Monday, February 11, 2013

Think agribusiness is getting more responsible about indiscriminate use of antibiotics? Think again

From Mother Jones:
     ...In an email, a Pew spokesperson added that while the American Meat Institute reported a 0.2 percent increase in total meat and poultry production in 2011 compared to the previous year, the FDA data show that antibiotic consumption jumped 2 percent over the same time period. That suggests that meat production might be getting more antibiotic-intensive.
     Not surprisingly, when you cram animals together by the thousands and dose them daily with antibiotics, the bacteria that live on and in the animals adapt and develop resistance to those bacteria killers.
     Pew crunched another new set of data, the FDA's latest release of results from its National Antimicrobial Resistance Monitoring System, or NARMS, which buys samples of meat products and subjects them to testing for bacterial pathogens.
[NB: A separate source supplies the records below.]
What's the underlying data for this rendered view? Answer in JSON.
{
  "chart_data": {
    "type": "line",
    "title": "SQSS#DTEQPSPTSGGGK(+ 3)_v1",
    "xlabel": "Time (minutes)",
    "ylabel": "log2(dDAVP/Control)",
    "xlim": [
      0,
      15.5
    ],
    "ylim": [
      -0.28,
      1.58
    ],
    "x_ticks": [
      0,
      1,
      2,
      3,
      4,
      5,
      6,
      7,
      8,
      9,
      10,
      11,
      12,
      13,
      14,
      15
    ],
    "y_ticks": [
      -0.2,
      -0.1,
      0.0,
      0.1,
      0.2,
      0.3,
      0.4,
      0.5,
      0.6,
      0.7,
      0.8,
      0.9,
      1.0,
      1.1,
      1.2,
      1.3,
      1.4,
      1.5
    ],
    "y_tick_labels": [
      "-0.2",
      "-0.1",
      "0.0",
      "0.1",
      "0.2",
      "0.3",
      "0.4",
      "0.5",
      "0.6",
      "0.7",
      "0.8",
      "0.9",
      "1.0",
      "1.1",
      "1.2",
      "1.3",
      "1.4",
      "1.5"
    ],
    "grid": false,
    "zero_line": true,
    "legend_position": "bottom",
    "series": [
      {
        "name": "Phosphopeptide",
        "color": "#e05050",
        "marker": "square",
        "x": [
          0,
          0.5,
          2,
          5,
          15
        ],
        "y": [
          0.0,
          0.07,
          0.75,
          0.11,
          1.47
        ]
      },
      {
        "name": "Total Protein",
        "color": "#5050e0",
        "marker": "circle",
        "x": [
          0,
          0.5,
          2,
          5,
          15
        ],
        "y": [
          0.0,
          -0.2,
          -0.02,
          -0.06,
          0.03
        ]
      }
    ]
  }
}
Again, the results are sobering. Here are a few highlights pointed to by Pew in an email:

  • Of the Salmonella on ground turkey, about 78% were resistant to at least one antibiotic and half of the bacteria were resistant to three or more. These figures are up compared to 2010.
  • Nearly three-quarters of the Salmonella found on retail chicken breast were resistant to at least one antibiotic. About 12% of retail chicken breast and ground turkey samples were contaminated with Salmonella.
  • Resistance to tetracycline [an antibiotic] is up among Campylobacter on retail chicken. About 95% of chicken products were contaminated with Campylobacter, and nearly half of those bacteria were resistant to tetracyclines. This reflects an increase over last year and 2002.